Tarja Pösö, PhD, is Professor in Social Work at the School of Social Sciences and Humanities, University of Tampere, Finland. She has a long experience of more than 20 years in studying child welfare from different perspectives, with a keen interest in cross-cultural perspectives and exploring methods and ethics for child welfare studies. Her work has been published in national and international journals and books.

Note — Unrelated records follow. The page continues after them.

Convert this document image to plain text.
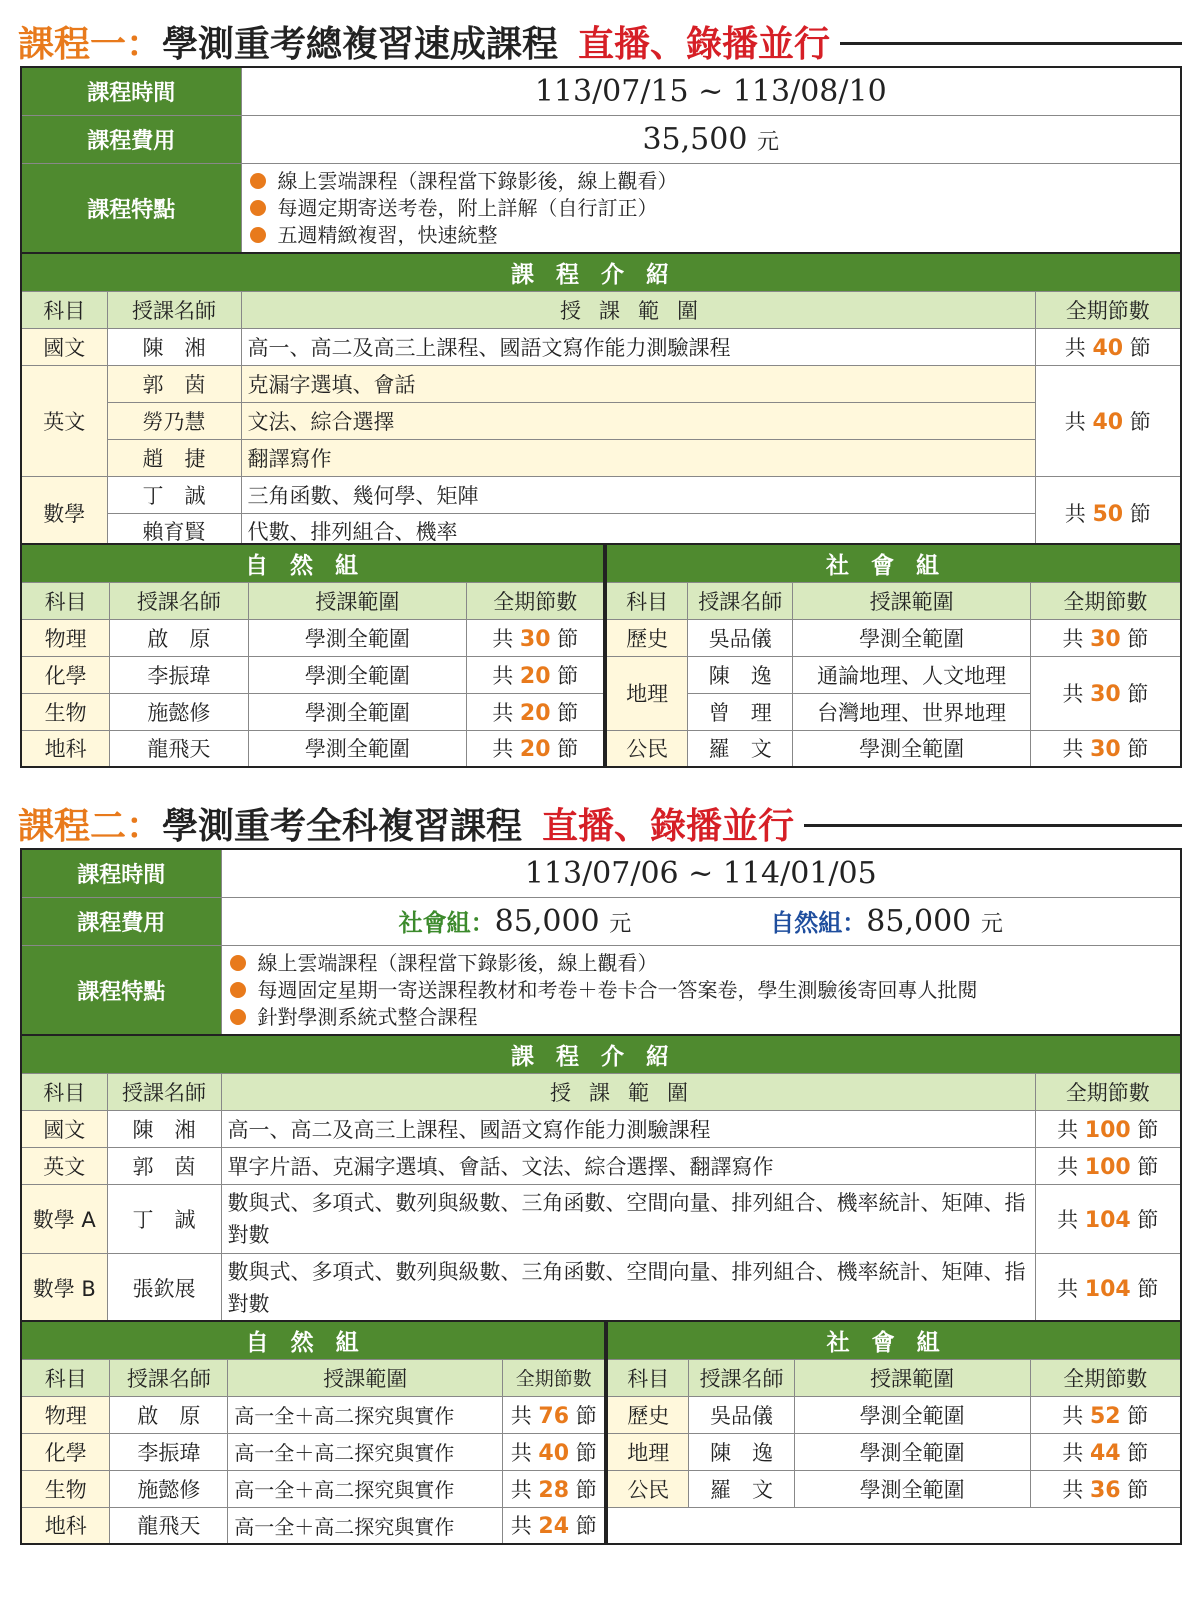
課程一： 學測重考總複習速成課程 直播、錄播並行
課程時間	113/07/15 ~ 113/08/10
課程費用	35,500 元
課程特點	線上雲端課程（課程當下錄影後，線上觀看）
每週定期寄送考卷，附上詳解（自行訂正）
五週精緻複習，快速統整
課程介紹			
科目	授課名師	授課範圍	全期節數
國文	陳　湘	高一、高二及高三上課程、國語文寫作能力測驗課程	共 40 節
英文	郭　茵	克漏字選填、會話	共 40 節
	勞乃慧	文法、綜合選擇	
	趙　捷	翻譯寫作	
數學	丁　誠	三角函數、幾何學、矩陣	共 50 節
	賴育賢	代數、排列組合、機率	
自然組				社會組			
科目	授課名師	授課範圍	全期節數	科目	授課名師	授課範圍	全期節數
物理	啟　原	學測全範圍	共 30 節	歷史	吳品儀	學測全範圍	共 30 節
化學	李振瑋	學測全範圍	共 20 節	地理	陳　逸	通論地理、人文地理	共 30 節
生物	施懿修	學測全範圍	共 20 節		曾　理	台灣地理、世界地理	
地科	龍飛天	學測全範圍	共 20 節	公民	羅　文	學測全範圍	共 30 節
課程二： 學測重考全科複習課程 直播、錄播並行
課程時間	113/07/06 ~ 114/01/05
課程費用	社會組：85,000 元 自然組：85,000 元
課程特點	線上雲端課程（課程當下錄影後，線上觀看）
每週固定星期一寄送課程教材和考卷＋卷卡合一答案卷，學生測驗後寄回專人批閱
針對學測系統式整合課程
課程介紹			
科目	授課名師	授課範圍	全期節數
國文	陳　湘	高一、高二及高三上課程、國語文寫作能力測驗課程	共 100 節
英文	郭　茵	單字片語、克漏字選填、會話、文法、綜合選擇、翻譯寫作	共 100 節
數學 A	丁　誠	數與式、多項式、數列與級數、三角函數、空間向量、排列組合、機率統計、矩陣、指對數	共 104 節
數學 B	張欽展	數與式、多項式、數列與級數、三角函數、空間向量、排列組合、機率統計、矩陣、指對數	共 104 節
自然組				社會組			
科目	授課名師	授課範圍	全期節數	科目	授課名師	授課範圍	全期節數
物理	啟　原	高一全＋高二探究與實作	共 76 節	歷史	吳品儀	學測全範圍	共 52 節
化學	李振瑋	高一全＋高二探究與實作	共 40 節	地理	陳　逸	學測全範圍	共 44 節
生物	施懿修	高一全＋高二探究與實作	共 28 節	公民	羅　文	學測全範圍	共 36 節
地科	龍飛天	高一全＋高二探究與實作	共 24 節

Marit Skivenes, PhD, is Professor of Political Science at the Department of Administration & Organization Theory at the University of Bergen, Norway. She also holds a professor II position at Bergen University College. Dr. Skivenes has extensive experience in comparative research on child welfare systems, and decision-making processes within these systems. Besides teaching and departmental obligations, she has managed and completed several large scale, cross-country research projects and established an internationally renowned child welfare research network. She has contributed to the field with several co-edited books, book chapters, reports and peer-reviewed journal articles, featuring both Norway-specific, and cross country comparisons of child welfare policies and practices.